- Lizzie Redwood
Mussel, Corn and Jalapeno Fritters with Horseradish Mayo
Prep Time: 20 minutes
Serves: 2-4 people
1ptk Omega Mussels
¼ cup Milk
½ cup Self raising flour
½ tsp Curry powder
Pinch of salt and pepper
80g Sweet corn kernels (frozen)
2 Sticks of spring onion (finely sliced)
20g Jalapenos (finely chopped)
2 tbsp Canola oil
2 tbsp Butter
½ cup Best foods mayonnaise
2 tbsp Horseradish cream
Remove the mussels from the pouch, remove the meat from the shells, check for any beards and that they are clean. Roughly chop the mussels and place into a bowl.
In another large bowl add the milk, flour, curry powder, salt and pepper and egg, whisk until smooth. Add the sweet corn kernels, spring onion, jalapeno and chopped mussels and mix until well combined.

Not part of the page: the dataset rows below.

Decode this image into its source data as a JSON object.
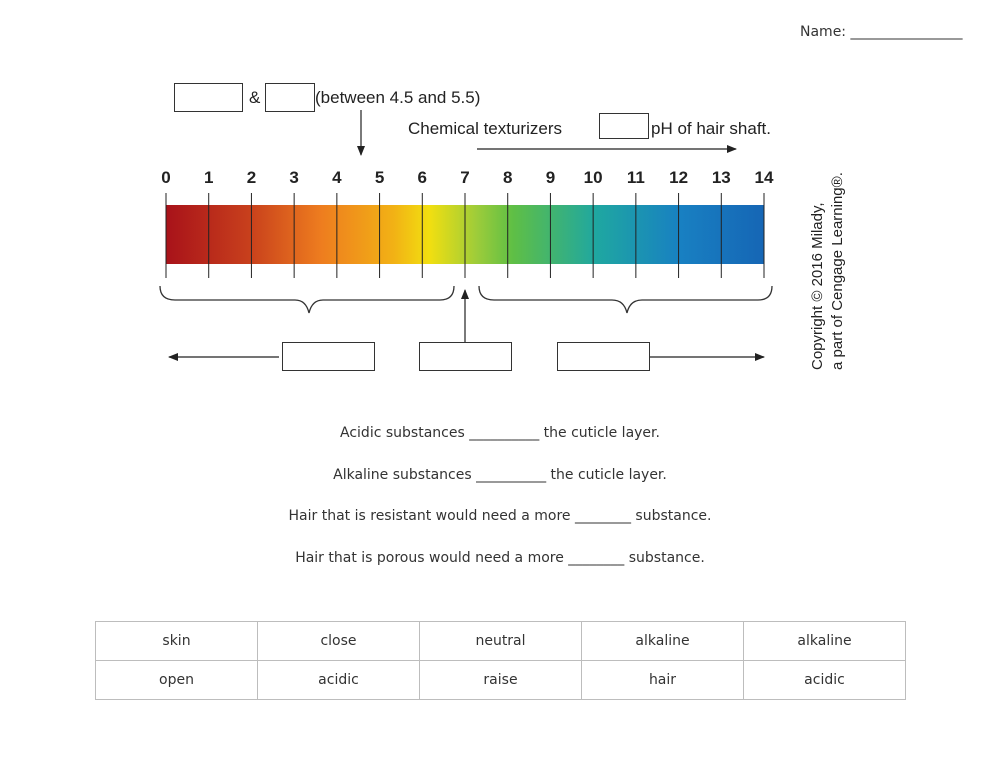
{
  "header": {
    "name_label": "Name: ________________"
  },
  "diagram": {
    "top_label_amp": "&",
    "top_label_range": "(between 4.5 and 5.5)",
    "chem_label_left": "Chemical texturizers",
    "chem_label_right": "pH of hair shaft.",
    "copyright_line1": "Copyright © 2016 Milady,",
    "copyright_line2": "a part of Cengage Learning®.",
    "ph_scale": [
      "0",
      "1",
      "2",
      "3",
      "4",
      "5",
      "6",
      "7",
      "8",
      "9",
      "10",
      "11",
      "12",
      "13",
      "14"
    ],
    "colors": {
      "acid_red": "#a8121a",
      "orange": "#ee7d1f",
      "yellow": "#f2df10",
      "green": "#5fbf45",
      "blue": "#1666b5"
    }
  },
  "answer_boxes": {
    "box1": {
      "value": ""
    },
    "box2": {
      "value": ""
    },
    "box3": {
      "value": ""
    },
    "box4": {
      "value": ""
    },
    "box5": {
      "value": ""
    },
    "box6": {
      "value": ""
    }
  },
  "sentences": [
    "Acidic substances __________ the cuticle layer.",
    "Alkaline substances __________ the cuticle layer.",
    "Hair that is resistant would need a more ________ substance.",
    "Hair that is porous would need a more ________ substance."
  ],
  "word_bank": [
    [
      "skin",
      "close",
      "neutral",
      "alkaline",
      "alkaline"
    ],
    [
      "open",
      "acidic",
      "raise",
      "hair",
      "acidic"
    ]
  ]
}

Place into the fridge for half an hour to chill.
In a separate bowl add the mayonnaise and horseradish cream together and mix well.
Heat a large non-stick pan to a medium heat, add the canola oil and butter, allow the butter to melt and foam a little.
Using a dessert spoon add spoonfuls of the batter into the pan, keeping a gap between each spoonful.
Allow to cook on one side until golden brown, about 2-3 minutes then flip to cook the other side until golden brown.
Remove from the pan and place onto your serving platter, serve with the horseradish mayo.